The Libby case
I. Lewis "Scooter" Libby Jr. was indicted in 2005 on numerous charges related to the alleged disclosure of covert CIA agent Valerie Plame. In what has become commonplace in federal prosecutions, the thrust of the government's position rests on the allegation that Libby committed perjury by lying to FBI agents and a grand jury regarding his recollection of a conversation he had with members of the press several years ago. Specifically, Libby argued that the alleged false statements were not intentionally false, and instead the result of faulty memory and confusion. To assert this defense, Libby hired several renowned psychologists who were prepared to testify that research has demonstrated that lay jurors often underestimate the frequency of errors present in memory testimony and recall of past events is subject to distortion.

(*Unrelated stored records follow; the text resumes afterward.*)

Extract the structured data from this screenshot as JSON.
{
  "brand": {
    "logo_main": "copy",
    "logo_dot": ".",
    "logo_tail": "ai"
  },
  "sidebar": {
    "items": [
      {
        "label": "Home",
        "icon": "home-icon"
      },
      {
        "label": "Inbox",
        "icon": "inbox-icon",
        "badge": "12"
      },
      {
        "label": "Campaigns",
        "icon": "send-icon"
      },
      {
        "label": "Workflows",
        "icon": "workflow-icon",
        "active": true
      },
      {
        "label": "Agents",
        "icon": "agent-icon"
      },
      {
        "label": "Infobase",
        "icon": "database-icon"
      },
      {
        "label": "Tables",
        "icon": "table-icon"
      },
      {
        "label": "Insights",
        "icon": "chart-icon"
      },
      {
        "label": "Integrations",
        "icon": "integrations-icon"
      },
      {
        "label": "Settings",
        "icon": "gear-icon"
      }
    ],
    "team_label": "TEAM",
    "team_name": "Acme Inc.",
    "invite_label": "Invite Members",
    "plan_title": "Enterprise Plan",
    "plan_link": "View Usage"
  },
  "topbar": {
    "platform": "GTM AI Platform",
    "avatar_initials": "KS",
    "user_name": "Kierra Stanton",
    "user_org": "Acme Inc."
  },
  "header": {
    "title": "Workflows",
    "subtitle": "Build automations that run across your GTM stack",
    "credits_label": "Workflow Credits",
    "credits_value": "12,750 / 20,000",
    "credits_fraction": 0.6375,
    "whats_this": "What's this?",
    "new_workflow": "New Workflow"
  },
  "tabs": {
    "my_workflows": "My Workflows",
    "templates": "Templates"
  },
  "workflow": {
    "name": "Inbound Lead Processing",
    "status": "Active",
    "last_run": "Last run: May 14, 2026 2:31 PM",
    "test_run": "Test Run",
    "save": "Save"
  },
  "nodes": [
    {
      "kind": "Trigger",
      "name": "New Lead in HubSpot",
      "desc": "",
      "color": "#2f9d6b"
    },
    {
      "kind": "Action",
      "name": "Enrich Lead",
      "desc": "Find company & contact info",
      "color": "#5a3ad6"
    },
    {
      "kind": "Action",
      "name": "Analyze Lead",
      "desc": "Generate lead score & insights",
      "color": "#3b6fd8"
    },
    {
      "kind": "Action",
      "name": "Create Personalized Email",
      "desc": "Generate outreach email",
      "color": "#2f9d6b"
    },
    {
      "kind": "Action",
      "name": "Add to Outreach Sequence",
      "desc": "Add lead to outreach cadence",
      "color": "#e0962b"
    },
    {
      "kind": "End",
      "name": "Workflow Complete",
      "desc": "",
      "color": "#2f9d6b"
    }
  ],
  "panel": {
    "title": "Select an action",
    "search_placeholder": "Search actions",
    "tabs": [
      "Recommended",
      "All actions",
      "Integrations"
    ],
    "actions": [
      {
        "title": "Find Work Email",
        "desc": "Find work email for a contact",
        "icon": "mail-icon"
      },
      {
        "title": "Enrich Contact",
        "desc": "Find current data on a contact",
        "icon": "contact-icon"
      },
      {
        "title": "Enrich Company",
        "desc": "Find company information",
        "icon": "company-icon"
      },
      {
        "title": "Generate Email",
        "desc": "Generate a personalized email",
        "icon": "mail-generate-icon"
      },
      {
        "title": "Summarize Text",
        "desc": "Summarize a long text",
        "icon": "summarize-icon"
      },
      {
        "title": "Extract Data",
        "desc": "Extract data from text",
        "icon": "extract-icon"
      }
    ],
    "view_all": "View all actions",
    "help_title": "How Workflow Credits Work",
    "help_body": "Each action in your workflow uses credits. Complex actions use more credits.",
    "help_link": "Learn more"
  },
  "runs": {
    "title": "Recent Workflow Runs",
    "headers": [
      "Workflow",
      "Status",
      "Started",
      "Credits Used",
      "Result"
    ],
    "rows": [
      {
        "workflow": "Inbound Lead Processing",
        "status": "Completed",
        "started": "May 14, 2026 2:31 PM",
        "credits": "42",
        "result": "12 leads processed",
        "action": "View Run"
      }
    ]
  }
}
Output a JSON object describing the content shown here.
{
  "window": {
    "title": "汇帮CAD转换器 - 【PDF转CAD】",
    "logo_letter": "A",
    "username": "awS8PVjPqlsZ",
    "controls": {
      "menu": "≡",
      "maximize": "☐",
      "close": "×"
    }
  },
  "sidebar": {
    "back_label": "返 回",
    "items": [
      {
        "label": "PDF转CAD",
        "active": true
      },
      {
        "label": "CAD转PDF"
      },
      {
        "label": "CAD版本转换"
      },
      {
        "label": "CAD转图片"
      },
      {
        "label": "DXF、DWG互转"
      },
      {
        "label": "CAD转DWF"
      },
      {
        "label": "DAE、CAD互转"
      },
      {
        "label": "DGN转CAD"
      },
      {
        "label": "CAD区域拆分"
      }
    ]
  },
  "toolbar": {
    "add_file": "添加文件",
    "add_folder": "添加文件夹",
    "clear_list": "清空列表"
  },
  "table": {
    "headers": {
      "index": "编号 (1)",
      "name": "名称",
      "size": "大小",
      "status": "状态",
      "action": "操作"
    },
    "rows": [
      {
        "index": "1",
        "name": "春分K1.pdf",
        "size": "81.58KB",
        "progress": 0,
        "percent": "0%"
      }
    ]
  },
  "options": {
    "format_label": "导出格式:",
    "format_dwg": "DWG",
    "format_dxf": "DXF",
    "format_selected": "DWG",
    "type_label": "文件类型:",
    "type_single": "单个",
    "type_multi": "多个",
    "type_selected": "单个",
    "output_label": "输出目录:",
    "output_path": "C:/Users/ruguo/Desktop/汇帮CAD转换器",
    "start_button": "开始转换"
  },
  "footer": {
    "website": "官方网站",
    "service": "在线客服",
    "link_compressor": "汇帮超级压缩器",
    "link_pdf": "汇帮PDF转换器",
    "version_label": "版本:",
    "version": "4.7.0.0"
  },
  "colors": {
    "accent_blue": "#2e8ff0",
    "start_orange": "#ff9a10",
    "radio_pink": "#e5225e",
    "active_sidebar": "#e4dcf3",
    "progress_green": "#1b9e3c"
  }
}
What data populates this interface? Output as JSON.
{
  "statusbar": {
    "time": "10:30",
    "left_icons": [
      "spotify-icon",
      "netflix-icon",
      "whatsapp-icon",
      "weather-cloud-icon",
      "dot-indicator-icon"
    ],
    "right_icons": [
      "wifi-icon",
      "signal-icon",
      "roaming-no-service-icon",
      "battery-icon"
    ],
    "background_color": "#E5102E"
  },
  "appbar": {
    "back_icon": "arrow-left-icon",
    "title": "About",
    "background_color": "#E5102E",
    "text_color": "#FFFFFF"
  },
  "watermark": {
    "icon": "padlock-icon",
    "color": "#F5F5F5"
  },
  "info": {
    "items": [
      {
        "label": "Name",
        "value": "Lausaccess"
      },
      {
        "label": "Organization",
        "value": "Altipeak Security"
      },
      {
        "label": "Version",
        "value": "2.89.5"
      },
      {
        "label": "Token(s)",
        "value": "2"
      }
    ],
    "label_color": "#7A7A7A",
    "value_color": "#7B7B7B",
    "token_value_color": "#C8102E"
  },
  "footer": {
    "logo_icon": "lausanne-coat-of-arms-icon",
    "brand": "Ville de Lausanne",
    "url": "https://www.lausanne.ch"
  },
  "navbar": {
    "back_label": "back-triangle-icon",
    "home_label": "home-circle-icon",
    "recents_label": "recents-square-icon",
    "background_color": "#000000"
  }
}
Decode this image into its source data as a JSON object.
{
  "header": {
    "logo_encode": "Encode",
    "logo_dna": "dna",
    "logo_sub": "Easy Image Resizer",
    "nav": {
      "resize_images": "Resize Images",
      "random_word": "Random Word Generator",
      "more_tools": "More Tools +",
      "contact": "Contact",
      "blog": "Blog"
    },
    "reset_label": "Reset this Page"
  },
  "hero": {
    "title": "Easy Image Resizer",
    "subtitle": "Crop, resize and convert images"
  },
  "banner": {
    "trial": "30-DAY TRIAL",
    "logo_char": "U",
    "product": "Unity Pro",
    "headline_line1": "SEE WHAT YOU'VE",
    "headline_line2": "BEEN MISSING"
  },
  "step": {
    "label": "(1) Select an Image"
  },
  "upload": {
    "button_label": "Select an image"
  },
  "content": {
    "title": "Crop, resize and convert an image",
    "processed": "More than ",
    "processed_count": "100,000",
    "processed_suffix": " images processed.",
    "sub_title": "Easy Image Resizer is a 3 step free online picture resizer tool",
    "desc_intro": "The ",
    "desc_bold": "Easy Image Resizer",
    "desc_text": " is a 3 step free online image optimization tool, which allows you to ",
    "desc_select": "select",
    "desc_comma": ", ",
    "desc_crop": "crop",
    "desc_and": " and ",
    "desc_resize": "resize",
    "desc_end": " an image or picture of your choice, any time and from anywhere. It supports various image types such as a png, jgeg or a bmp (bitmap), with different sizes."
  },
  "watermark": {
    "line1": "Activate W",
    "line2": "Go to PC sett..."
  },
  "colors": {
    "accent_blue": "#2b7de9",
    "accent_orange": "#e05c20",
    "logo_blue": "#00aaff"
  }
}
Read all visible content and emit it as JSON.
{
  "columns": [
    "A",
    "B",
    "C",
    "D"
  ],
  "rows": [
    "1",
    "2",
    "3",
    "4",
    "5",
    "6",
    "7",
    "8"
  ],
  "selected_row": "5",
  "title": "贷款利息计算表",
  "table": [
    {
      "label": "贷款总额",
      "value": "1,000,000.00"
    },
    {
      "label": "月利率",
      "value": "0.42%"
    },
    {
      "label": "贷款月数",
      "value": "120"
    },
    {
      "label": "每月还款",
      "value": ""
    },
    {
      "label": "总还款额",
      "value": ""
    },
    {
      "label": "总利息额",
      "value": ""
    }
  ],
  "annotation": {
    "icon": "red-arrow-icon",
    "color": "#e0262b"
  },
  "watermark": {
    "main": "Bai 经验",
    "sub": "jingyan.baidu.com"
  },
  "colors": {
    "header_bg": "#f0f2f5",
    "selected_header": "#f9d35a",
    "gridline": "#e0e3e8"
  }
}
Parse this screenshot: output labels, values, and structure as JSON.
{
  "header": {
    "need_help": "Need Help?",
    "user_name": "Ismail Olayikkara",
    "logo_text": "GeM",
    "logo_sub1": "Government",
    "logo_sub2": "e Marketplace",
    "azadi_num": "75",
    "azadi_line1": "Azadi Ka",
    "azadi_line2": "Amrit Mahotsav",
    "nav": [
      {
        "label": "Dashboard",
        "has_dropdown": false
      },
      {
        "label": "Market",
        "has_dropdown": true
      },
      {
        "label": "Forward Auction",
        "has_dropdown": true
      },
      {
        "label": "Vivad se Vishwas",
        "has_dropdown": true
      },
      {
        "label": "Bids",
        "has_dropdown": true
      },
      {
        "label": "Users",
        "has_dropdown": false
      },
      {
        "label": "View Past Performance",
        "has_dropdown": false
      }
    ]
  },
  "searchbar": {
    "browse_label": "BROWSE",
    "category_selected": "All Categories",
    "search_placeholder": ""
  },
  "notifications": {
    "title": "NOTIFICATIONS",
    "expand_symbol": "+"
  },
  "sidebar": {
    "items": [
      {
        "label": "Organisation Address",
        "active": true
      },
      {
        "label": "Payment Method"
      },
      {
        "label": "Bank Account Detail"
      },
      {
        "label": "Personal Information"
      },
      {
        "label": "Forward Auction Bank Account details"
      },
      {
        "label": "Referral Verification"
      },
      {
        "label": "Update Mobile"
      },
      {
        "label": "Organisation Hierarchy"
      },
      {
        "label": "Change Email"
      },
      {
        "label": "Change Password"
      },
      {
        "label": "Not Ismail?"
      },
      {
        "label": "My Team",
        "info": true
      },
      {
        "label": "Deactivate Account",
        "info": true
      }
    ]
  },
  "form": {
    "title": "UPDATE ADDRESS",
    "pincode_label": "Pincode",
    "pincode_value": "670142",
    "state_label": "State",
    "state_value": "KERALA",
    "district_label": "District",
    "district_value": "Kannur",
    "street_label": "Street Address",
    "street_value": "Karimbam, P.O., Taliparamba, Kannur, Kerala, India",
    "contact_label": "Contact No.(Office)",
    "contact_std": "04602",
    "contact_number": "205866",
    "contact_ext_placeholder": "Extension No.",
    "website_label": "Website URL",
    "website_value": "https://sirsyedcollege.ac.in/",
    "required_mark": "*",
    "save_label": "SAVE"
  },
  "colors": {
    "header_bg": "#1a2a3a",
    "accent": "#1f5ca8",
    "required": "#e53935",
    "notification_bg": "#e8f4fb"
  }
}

The government countered, claiming that such expert testimony was inappropriate under the Federal Rules of Evidence and extent federal case law. During the government's motion in limine, defense experts were vigorously challenged regarding the validity and appropriateness of their proposed testimony. On Nov. 2, 2006, Judge Reggie B. Walton issued a 27-page ruling excluding the expert testimony based on the Federal Rules of Evidence Section 702 and the watershed case, Daubert v. Merrell Dow Pharmaceuticals, 509 U.S. 579 (1993).
Daubert and expert testimony
In order for expert testimony to be admitted in federal court, the proponent must demonstrate by a preponderance of the evidence that such testimony is based on scientific studies that are methodologically valid and that such testimony has a reasonable application to the facts at hand during trial. As mentioned by the court, the Daubert case and the pertinent Federal Rules of Evidence 702 is considered by most legal scholars as a liberalization of expert testimony guidelines in favor of allowing such testimony. Indeed, the court cites numerous appellate cases holding that uncertainty regarding expert testimony should favor admission. Nonetheless, the court barred the proposed testimony on four grounds: such testimony would not assist the jury; the testimony would usurp the role of the jury in deciding issue of credibility; the prejudicial effect of the testimony outweighed its probative value; and the validity of the underlying studies were in question. Of the four, the court weighed heavily on the last in its opinion.
Finding that most of the cited cases in memory research were conducted in university settings without the aid of vigorous cross-examination, voir-dire, closing arguments and jury instructions, the court held that such studies failed to demonstrate how jurors evaluated claims of memory impairment during an actual trial. Stating that many of the underlying studies were of "suspect" quality, the court directly questioned whether existing research based mainly on eyewitness testimony was applicable to more general questions of memory and recall. Finding fault with both the analytical reasoning of the proposed testimony and the studies themselves, the court held that allowing expert testimony constituted an undue delay and "waste of time."
Law meets science
The Libby case is a good demonstration of how law and science approach problems from fundamentally different perspectives. As Judge Walton's opinion makes clear, there is a strong penchant toward preserving the structure of the legal proceedings. Juries, not experts, are favored in deciding issues that smack of credibility. Irrespective of what science has demonstrated about memory and cognition, expert opinion about such facets of cognition-however methodologically sound or flawed-are inherently distrusted because they inject science into a normative process that jealously guards traditional notions of juror discernment and judgment.
Judicial Notebook is a project of APA's Div. 9 (Society for the Psychological Study of Social Issues).